In deze zaak, die voor het Gerechtshof 's-Hertogenbosch diende, gaat het om een hoger beroep van de moeder tegen een beschikking van de rechtbank Limburg, waarin het verzoek om eenhoofdig gezag over de kinderen werd afgewezen. De ouders zijn in een echtscheiding verwikkeld en zijn het niet eens over de uitoefening van het gezag en de zorgregeling voor hun twee minderjarige kinderen, geboren in 2013 en 2015. De moeder verzoekt het hof om het gezag over de kinderen alleen aan haar toe te kennen en de zorgregeling voor de vader te ontzeggen. De vader heeft eerder aangegeven zich tijdelijk terug te willen trekken uit het leven van de kinderen, maar heeft inmiddels spijt van deze beslissing en wil het contact herstellen.
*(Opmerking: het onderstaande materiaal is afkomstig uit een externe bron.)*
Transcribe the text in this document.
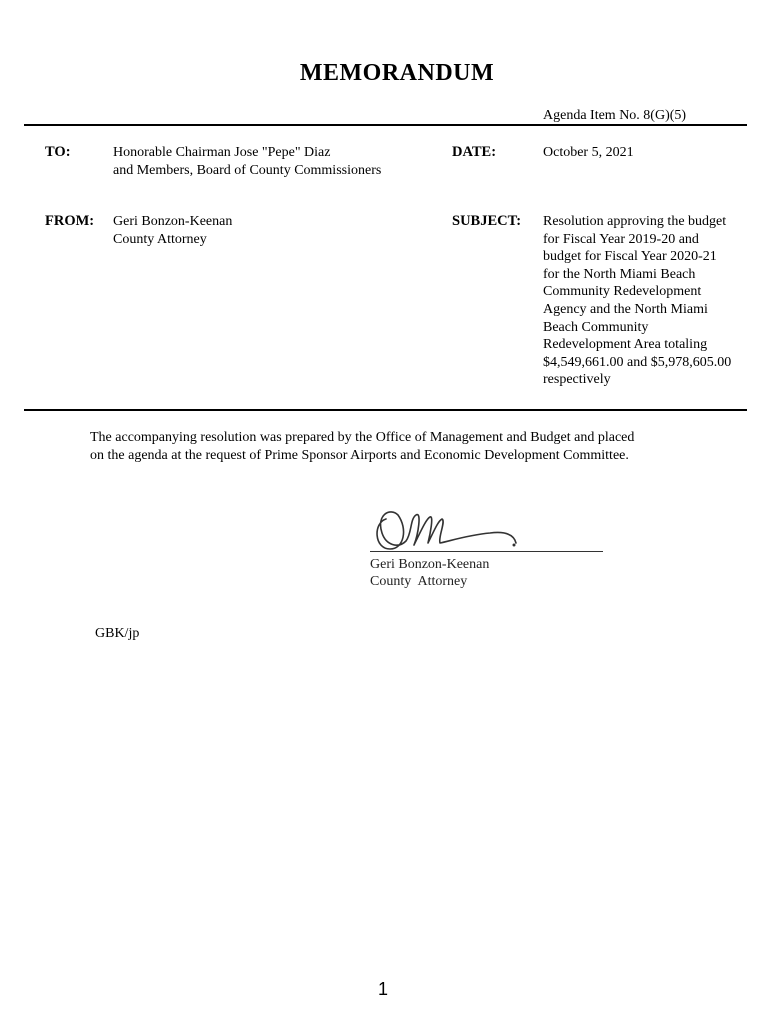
MEMORANDUM
Agenda Item No. 8(G)(5)
TO:	Honorable Chairman Jose "Pepe" Diaz
and Members, Board of County Commissioners
DATE:	October 5, 2021
FROM: Geri Bonzon-Keenan
County Attorney
SUBJECT: Resolution approving the budget
for Fiscal Year 2019-20 and
budget for Fiscal Year 2020-21
for the North Miami Beach
Community Redevelopment
Agency and the North Miami
Beach Community
Redevelopment Area totaling
$4,549,661.00 and $5,978,605.00
respectively
The accompanying resolution was prepared by the Office of Management and Budget and placed
on the agenda at the request of Prime Sponsor Airports and Economic Development Committee.
Geri Bonzon-Keenan
County  Attorney
GBK/jp
1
Het hof heeft de mondelinge behandeling op 30 januari 2023 gehouden, waarbij zowel de ouders als vertegenwoordigers van de Gecertificeerde Instelling (GI) en de Raad voor de Kinderbescherming aanwezig waren. Het hof overweegt dat, hoewel de ouders in een langdurige strijd verwikkeld zijn, de vader aan gezagsbeslissingen heeft meegewerkt en dat er geen onaanvaardbaar risico is dat de kinderen klem of verloren raken tussen de ouders. Het hof besluit dat het gezamenlijk gezag in stand blijft en wijst het verzoek van de moeder af. Tevens wordt de bestaande zorgregeling bekrachtigd, waarbij de vader contact met de kinderen kan hebben, mits dit in het belang van de kinderen is.
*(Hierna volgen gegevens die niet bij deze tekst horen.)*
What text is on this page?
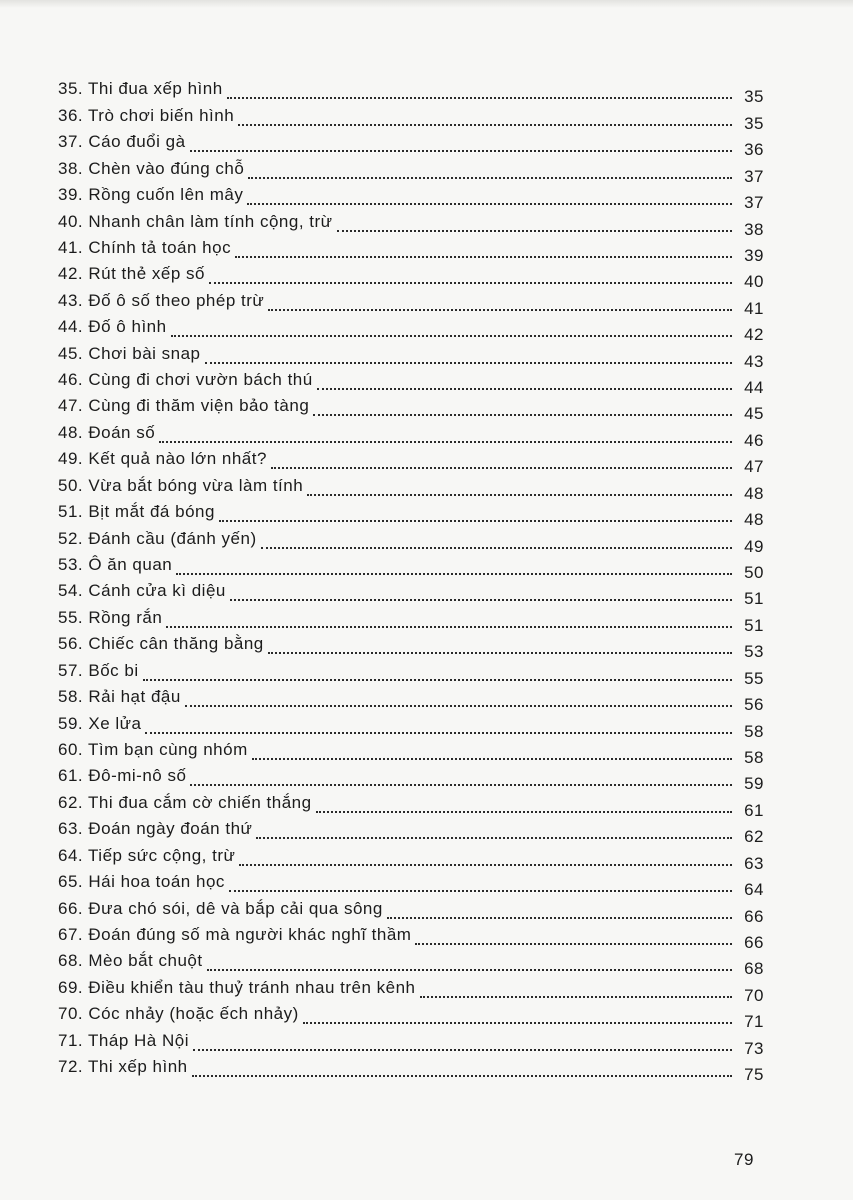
35. Thi đua xếp hình	35
36. Trò chơi biến hình	35
37. Cáo đuổi gà	36
38. Chèn vào đúng chỗ	37
39. Rồng cuốn lên mây	37
40. Nhanh chân làm tính cộng, trừ	38
41. Chính tả toán học	39
42. Rút thẻ xếp số	40
43. Đố ô số theo phép trừ	41
44. Đố ô hình	42
45. Chơi bài snap	43
46. Cùng đi chơi vườn bách thú	44
47. Cùng đi thăm viện bảo tàng	45
48. Đoán số	46
49. Kết quả nào lớn nhất?	47
50. Vừa bắt bóng vừa làm tính	48
51. Bịt mắt đá bóng	48
52. Đánh cầu (đánh yến)	49
53. Ô ăn quan	50
54. Cánh cửa kì diệu	51
55. Rồng rắn	51
56. Chiếc cân thăng bằng	53
57. Bốc bi	55
58. Rải hạt đậu	56
59. Xe lửa	58
60. Tìm bạn cùng nhóm	58
61. Đô-mi-nô số	59
62. Thi đua cắm cờ chiến thắng	61
63. Đoán ngày đoán thứ	62
64. Tiếp sức cộng, trừ	63
65. Hái hoa toán học	64
66. Đưa chó sói, dê và bắp cải qua sông	66
67. Đoán đúng số mà người khác nghĩ thầm	66
68. Mèo bắt chuột	68
69. Điều khiển tàu thuỷ tránh nhau trên kênh	70
70. Cóc nhảy (hoặc ếch nhảy)	71
71. Tháp Hà Nội	73
72. Thi xếp hình	75
79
De beslissing van het hof is op 9 maart 2023 uitgesproken, waarbij de beschikking van de rechtbank Limburg van 4 april 2022 is bekrachtigd. Het hof verzoekt om een afschrift van deze uitspraak toe te zenden aan de griffier van de rechtbank Oost-Brabant voor het centraal gezagsregister.

Uitspraak

GERECHTSHOF 's-HERTOGENBOSCH

Team familie- en jeugdrecht
Uitspraak: 9 maart 2023
Zaaknummer: 200.312.133/01
Zaaknummer eerste aanleg: C/03/289760 / FA RK 21-1004
in de zaak in hoger beroep van:
[de moeder],
wonende te [woonplaats] ,
verzoekster in hoger beroep,
hierna te noemen: de moeder,
advocaat: mr. S.C.H. Poelman,
tegen
[de vader],
wonende te [woonplaats] ,
verweerder in hoger beroep,
hierna te noemen: de vader.
Deze zaak gaat over:
  • [minderjarige 1] , geboren op [geboortedatum] 2013 in [geboorteplaats] ;
  • [minderjarige 2] , geboren op [geboortedatum] 2015 in [geboorteplaats] .
Als informant is aangemerkt:
Stichting Bureau Jeugdzorg Limburg,
regio Zuid-Limburg, vestiging [vestiging] ,
hierna te noemen: de Gecertificeerde Instelling (de GI).
In zijn hoedanigheid als omschreven in artikel 810 van het Wetboek van Burgerlijke Rechtsvordering is in de procedure gekend:
de Raad voor de Kinderbescherming,
regio Limburg, locatie [locatie] ,
hierna te noemen: de raad.
In het kort: de ouders zijn het niet eens over de vraag wie het gezag dient uit te oefenen over de kinderen en hoe de contactregeling tussen de vader en de kinderen moet worden vormgegeven.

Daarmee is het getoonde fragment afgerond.